Freedland ve temsil ettiği Avrupa yönetici seçkinleri ABD yönetici seçkinlerinin karşısında nasıl diz çöktükleri ve onların ayaklarını nasıl öptükleri görünmez olsun diye bunları yazıyor. Kendi uşaklıklarını gizlemek için böyle tablolar oluşturuyor. Bu yazılarının yanında, “Avrupa ekonomisinin darboğazına” ilişkin haberler yer alıyor. Yükselen enerji fiyatları ve oluşan politik istikrarsızlığın sarstığı Avrupa ekonomilerine ilişkin bilgilerin ardı arkası kesilmiyor. Freedland çok bilgiç, o her şeyi biliyor güya ama Amerikan yönetici eliti dünyadan bihaber ve ona danışması gerekiyor. Şöyle devam ediyor: “Trump’ın açıklamalarına göre bunu çok mantıklı bir nedenle yapıyor: ABD’yi doğrudan etkilemeyen bir savaşın dikkat dağıtıcılığına son vermek ve böylece kaynaklarını gerçek tehdit olan Çin’e odaklanabilmek. Ancak kendi şartları içinde değerlendirildiğinde bile bu hamle bir başarısızlıktır. Çünkü parçalanmış bir Batı, Çin’in hakimiyetindeki bir geleceği daha az değil daha çok olası kılıyor. İngiltere de dahil olmak üzere Batı’nın geri kalanının, bu hafta tüm açıklığıyla ortaya çıkan yeni dünyada nasıl yol alacağına çok hızlı bir şekilde karar vermesi gerekiyor. Savaş sonrası dönem sona erdi. 1945’te inşa edilen küresel mimari Trump tarafından yerle bir ediliyor. Avrupalılar, ABD olmadan kendilerini savunmak zorunda kalacakları bir gelecek için plan yapmalı ve buna yatırım yapmalıdır. Bu gelecek uzakta görünmüyor. O zaten burada. Şimdilik yapılabilecek siyasi bir iş var. Bu da Trump’ın geliştirmek için çok çaba sarf ettiği ve hem yurtiçinde hem de yurtdışında başkalarını korkutmak için kullandığı imajın delinmesidir. Demokrat senatör Richard Blumenthal bu hafta söyledikleriyle iyi bir başlangıç yaptı: ‘Başkan’ın teslimiyeti acınası ve zayıftır.’ Kullanılması gereken doğru dil budur. Trump en büyük şovmen olabilir ama dünyanın gördüğü en zayıf güçlü adamdır.”

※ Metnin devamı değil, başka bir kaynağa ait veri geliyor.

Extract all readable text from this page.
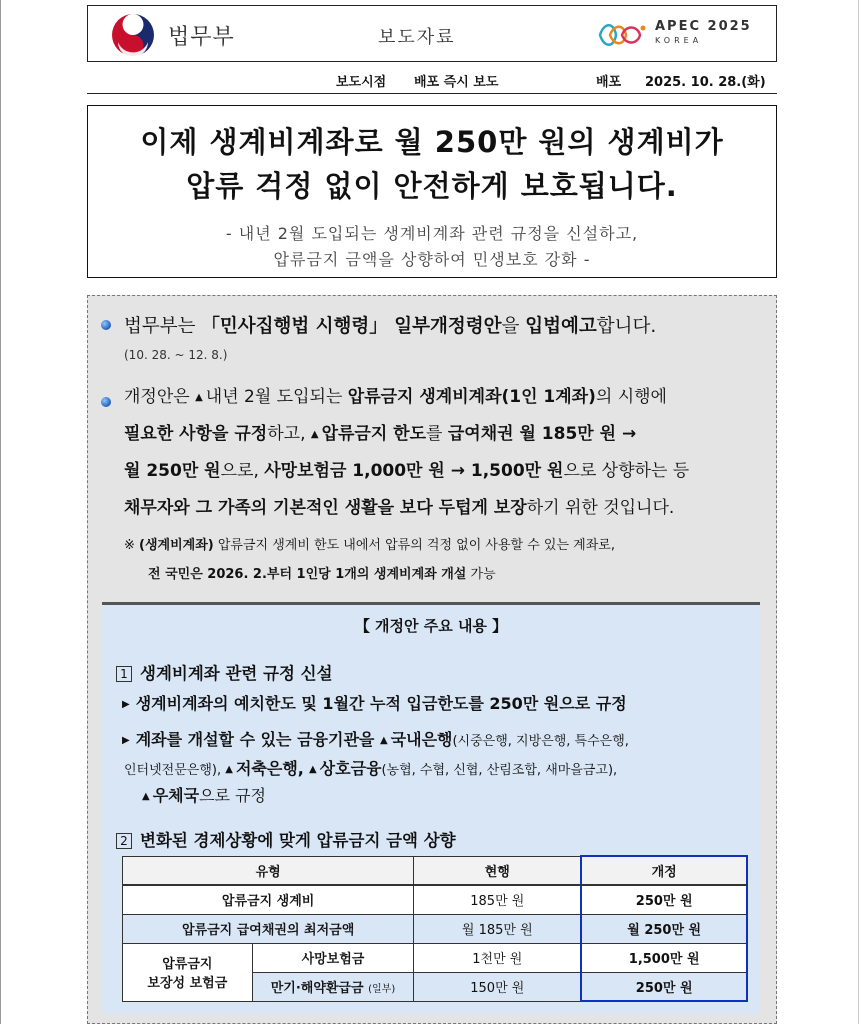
법무부	보도자료
APEC 2025
KOREA
보도시점 배포 즉시 보도	배포 2025. 10. 28.(화)
이제 생계비계좌로 월 250만 원의 생계비가
압류 걱정 없이 안전하게 보호됩니다.
- 내년 2월 도입되는 생계비계좌 관련 규정을 신설하고,
압류금지 금액을 상향하여 민생보호 강화 -
법무부는 「민사집행법 시행령」 일부개정령안을 입법예고합니다.
(10. 28. ~ 12. 8.)
개정안은 ▲ 내년 2월 도입되는 압류금지 생계비계좌(1인 1계좌)의 시행에
필요한 사항을 규정하고, ▲ 압류금지 한도를 급여채권 월 185만 원 →
월 250만 원으로, 사망보험금 1,000만 원 → 1,500만 원으로 상향하는 등
채무자와 그 가족의 기본적인 생활을 보다 두텁게 보장하기 위한 것입니다.
※ (생계비계좌) 압류금지 생계비 한도 내에서 압류의 걱정 없이 사용할 수 있는 계좌로,
전 국민은 2026. 2.부터 1인당 1개의 생계비계좌 개설 가능
【 개정안 주요 내용 】
1 생계비계좌 관련 규정 신설
▶ 생계비계좌의 예치한도 및 1월간 누적 입금한도를 250만 원으로 규정
▶ 계좌를 개설할 수 있는 금융기관을 ▲ 국내은행(시중은행, 지방은행, 특수은행,
인터넷전문은행), ▲ 저축은행, ▲ 상호금융(농협, 수협, 신협, 산림조합, 새마을금고),
▲ 우체국으로 규정
2 변화된 경제상황에 맞게 압류금지 금액 상향
유형		현행	개정
압류금지 생계비		185만 원	250만 원
압류금지 급여채권의 최저금액		월 185만 원	월 250만 원

압류금지
보장성 보험금	사망보험금	1천만 원	1,500만 원
	만기·해약환급금 (일부)	150만 원	250만 원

Freedland Transatlantik ittifakının yeniden tesisi için Trump’ın ezilmesini ABD’de Demokrat Parti’nin söylemlerini yineleyerek istiyor ancak görünen ve Trump’ı destekleyen somut bir gerçek var, “Avrupalılar, ABD olmadan kendilerini savunmak zorunda kalacakları bir gelecek için” yine ABD askeri-sınai kompleksine başvurmak zorundalar. Geçen hafta İngiltere Başbakanı Starmer Ukrayna’ya asker çıkarmayı kapsayan yeni bir askeri proje önerdi ama arkasını getiremedi. Nedensiz değildi, projeyi açıkladığı konuşmasının bir yerinde, “ABD’nin hava, lojistik ve iletişim desteği olmadan operasyonun güvenli olmayacağını” belirtmek zorunda kaldı. Bunların ABD kapasiteleri olmadan güvence altına alınmasının uzun yıllar alacağı uzmanlar tarafından açıklandı. Trump da bu bilgiye dayanarak ne kadar ekmek o kadar köfte kartını oynuyor. Ne kadar güvenlik garantisi o kadar ödeme diyor. Avrupalıların pamuk ellerinin cebe nasıl ve ne kadar gideceği bu bağlamda günün başat tartışmasıdır.